Se preenchêssemos os espaços que habitam cada peça de feltro costurada poderíamos talvez vislumbrar uma aproximação com o que alguns artistas da primeira metade do século XX fizeram. Dando amplitude imaginativa, o trabalho de Szabzon me faz pensar numa raiz que eventualmente tangencia um lugar situado um pouco nas expressões cubistas e abstratas, como suas derivações, e um pouco na matriz construtiva da arte. Posso até forçar um pouco mais e dizer que há alguma proximidade com os trabalhos construtivos de Judith Lauand e Ivan Serpa ou mesmo nas pinturas desinibidas de Le Corbusier. Porém, a artista nos confronta essa percepção nas próprias geometrias indeterminadas que se afirmam em suas produções.

Portanto, tendo em vista analogias e metáforas possíveis em consonância com outras produções poéticas, pode ser mais pertinente falarmos de referências e paralelos com produções que estão na margem da tradição plástica. Em uma das conversas entre artista e curador surgiram menções literárias e cinematográficas. E aqui, destaco o filme ensaio “Viajo porque preciso, volto porque te amo” (2009), de Karim Aïnouz e Marcelo Gomes. Nele, o personagem que no filme não ganha feição realiza uma jornada com duplo valor escalar: um roteiro físico pela imensidão do sertão nordestino e um atravessamento interior de dor, luto e reinvenção. Nesses caminhos sem o conforto da volta - pautados pelo assombro, o medo, a solidão e a descoberta - não há lugar de chegada ou um fim.

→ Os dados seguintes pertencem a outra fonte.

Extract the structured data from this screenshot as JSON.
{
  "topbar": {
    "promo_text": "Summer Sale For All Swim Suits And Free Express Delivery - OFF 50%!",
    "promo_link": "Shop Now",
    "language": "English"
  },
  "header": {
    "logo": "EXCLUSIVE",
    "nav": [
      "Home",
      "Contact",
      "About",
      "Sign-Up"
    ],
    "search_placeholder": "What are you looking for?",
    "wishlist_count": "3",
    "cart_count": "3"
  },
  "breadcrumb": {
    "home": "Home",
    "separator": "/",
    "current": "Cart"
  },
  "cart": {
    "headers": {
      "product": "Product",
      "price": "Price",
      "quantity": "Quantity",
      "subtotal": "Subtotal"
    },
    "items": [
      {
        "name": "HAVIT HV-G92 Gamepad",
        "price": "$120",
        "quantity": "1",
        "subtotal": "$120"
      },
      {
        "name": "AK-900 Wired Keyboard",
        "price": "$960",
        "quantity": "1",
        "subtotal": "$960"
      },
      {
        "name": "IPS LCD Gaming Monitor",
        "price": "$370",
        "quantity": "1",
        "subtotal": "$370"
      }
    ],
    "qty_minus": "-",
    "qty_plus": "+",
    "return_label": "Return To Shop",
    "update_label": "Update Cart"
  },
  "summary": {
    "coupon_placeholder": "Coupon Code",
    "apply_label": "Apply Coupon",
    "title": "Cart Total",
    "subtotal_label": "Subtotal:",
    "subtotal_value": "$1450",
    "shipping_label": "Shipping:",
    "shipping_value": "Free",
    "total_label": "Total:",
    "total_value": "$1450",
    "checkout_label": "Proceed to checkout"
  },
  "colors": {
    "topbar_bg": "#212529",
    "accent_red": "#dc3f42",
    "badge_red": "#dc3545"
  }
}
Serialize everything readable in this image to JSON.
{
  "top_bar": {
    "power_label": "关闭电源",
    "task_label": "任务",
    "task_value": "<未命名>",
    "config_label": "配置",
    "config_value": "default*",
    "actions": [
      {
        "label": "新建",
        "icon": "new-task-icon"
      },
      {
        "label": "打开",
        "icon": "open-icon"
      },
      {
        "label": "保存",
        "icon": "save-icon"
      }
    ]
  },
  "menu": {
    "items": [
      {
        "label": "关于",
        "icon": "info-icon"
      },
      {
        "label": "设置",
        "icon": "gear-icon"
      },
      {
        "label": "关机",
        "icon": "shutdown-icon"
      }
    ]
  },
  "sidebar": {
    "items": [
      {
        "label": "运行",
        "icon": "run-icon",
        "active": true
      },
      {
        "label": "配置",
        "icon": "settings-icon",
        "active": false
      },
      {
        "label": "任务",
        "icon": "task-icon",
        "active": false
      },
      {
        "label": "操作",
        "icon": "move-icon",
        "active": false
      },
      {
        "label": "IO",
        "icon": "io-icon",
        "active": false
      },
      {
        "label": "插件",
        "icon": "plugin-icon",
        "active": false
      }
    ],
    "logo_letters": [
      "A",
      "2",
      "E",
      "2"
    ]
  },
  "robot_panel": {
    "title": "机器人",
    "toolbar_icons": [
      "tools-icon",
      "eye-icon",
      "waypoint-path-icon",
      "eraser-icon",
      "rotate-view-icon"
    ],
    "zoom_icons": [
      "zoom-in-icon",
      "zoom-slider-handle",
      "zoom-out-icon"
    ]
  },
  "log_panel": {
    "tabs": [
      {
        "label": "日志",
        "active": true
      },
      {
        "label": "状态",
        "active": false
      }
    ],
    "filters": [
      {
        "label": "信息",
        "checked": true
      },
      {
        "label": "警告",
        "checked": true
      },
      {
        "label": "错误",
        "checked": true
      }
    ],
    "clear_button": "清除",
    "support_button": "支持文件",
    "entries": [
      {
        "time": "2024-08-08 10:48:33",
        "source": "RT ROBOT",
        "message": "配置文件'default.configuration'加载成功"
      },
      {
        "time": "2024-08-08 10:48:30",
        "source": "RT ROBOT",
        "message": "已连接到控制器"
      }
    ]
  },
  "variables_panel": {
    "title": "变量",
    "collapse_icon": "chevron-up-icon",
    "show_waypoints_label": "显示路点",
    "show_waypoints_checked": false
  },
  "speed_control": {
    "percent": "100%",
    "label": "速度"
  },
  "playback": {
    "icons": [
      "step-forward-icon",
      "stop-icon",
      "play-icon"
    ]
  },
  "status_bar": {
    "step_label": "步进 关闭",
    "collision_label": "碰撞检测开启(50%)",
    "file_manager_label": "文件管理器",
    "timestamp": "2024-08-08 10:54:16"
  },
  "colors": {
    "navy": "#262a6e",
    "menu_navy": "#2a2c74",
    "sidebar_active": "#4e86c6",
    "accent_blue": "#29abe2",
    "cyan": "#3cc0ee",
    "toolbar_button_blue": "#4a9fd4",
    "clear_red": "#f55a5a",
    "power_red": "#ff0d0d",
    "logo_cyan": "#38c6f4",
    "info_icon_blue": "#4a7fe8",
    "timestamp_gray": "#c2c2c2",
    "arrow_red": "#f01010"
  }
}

Analogamente, desta dupla jornada, dia e noite, Guga Szabzon nutre as contingências de sua prática poética, onde dito e visto podem eventualmente coincidir. Se no filme há o salto em Acapulco ou na beira do Rio São Francisco, nos trabalhos de Szabzon há um salto ou corte que liberta e gera impulso; algo da ordem do indizível. Por isso, na busca atormentada da significação, fica inevitável lançar a pergunta: ainda é longe?

***

Por dois meses, ao longo da construção dialógica entre a artista e o curador, a palavra ganhou possiblidade, tornando-se um léxico precioso. A constelação formulada pela reunião de palavras e signos apresentada adiante operam como um amparo diante de um corte, um salto ou uma ruptura, todos invariavelmente inevitáveis. Importante dizer que, de maneira apenas complementar, as palavras não substituem ou definem a natureza da obra plástica. Ademais, cada trabalho da Guga é titulado, o que oferece mais uma camada de significação, amplificando com ironia ou metáfora o universo de cada obra sozinha ou em relação às demais. Por isso, palavra por palavra posta a seguir constitui um fio tecido pela memória e pelo impulso da artista.

Análogo ao que Paul Auster escreve em seu poema Interior, a artista encontra no caminho das matérias em composição um lugar que não habita a palavra em si, um lugar que desencarnou desse léxico. É um território além, de confluência, em que pode haver queda, destruição e explosão, mas há também a iminência das formas, dos arranjos e de novos imaginários. A aventura da travessia está posta.

 

¹ Trecho final do poema Interior, do escritor Paul Auster, encontra-se na seção Escritos na parede da publicação: AUSTER, Paul. Todos os poemas/ Paul Auster (tradução e prefácio Caetano W. Galindo). São Paulo: Companhia das Letras, 2013.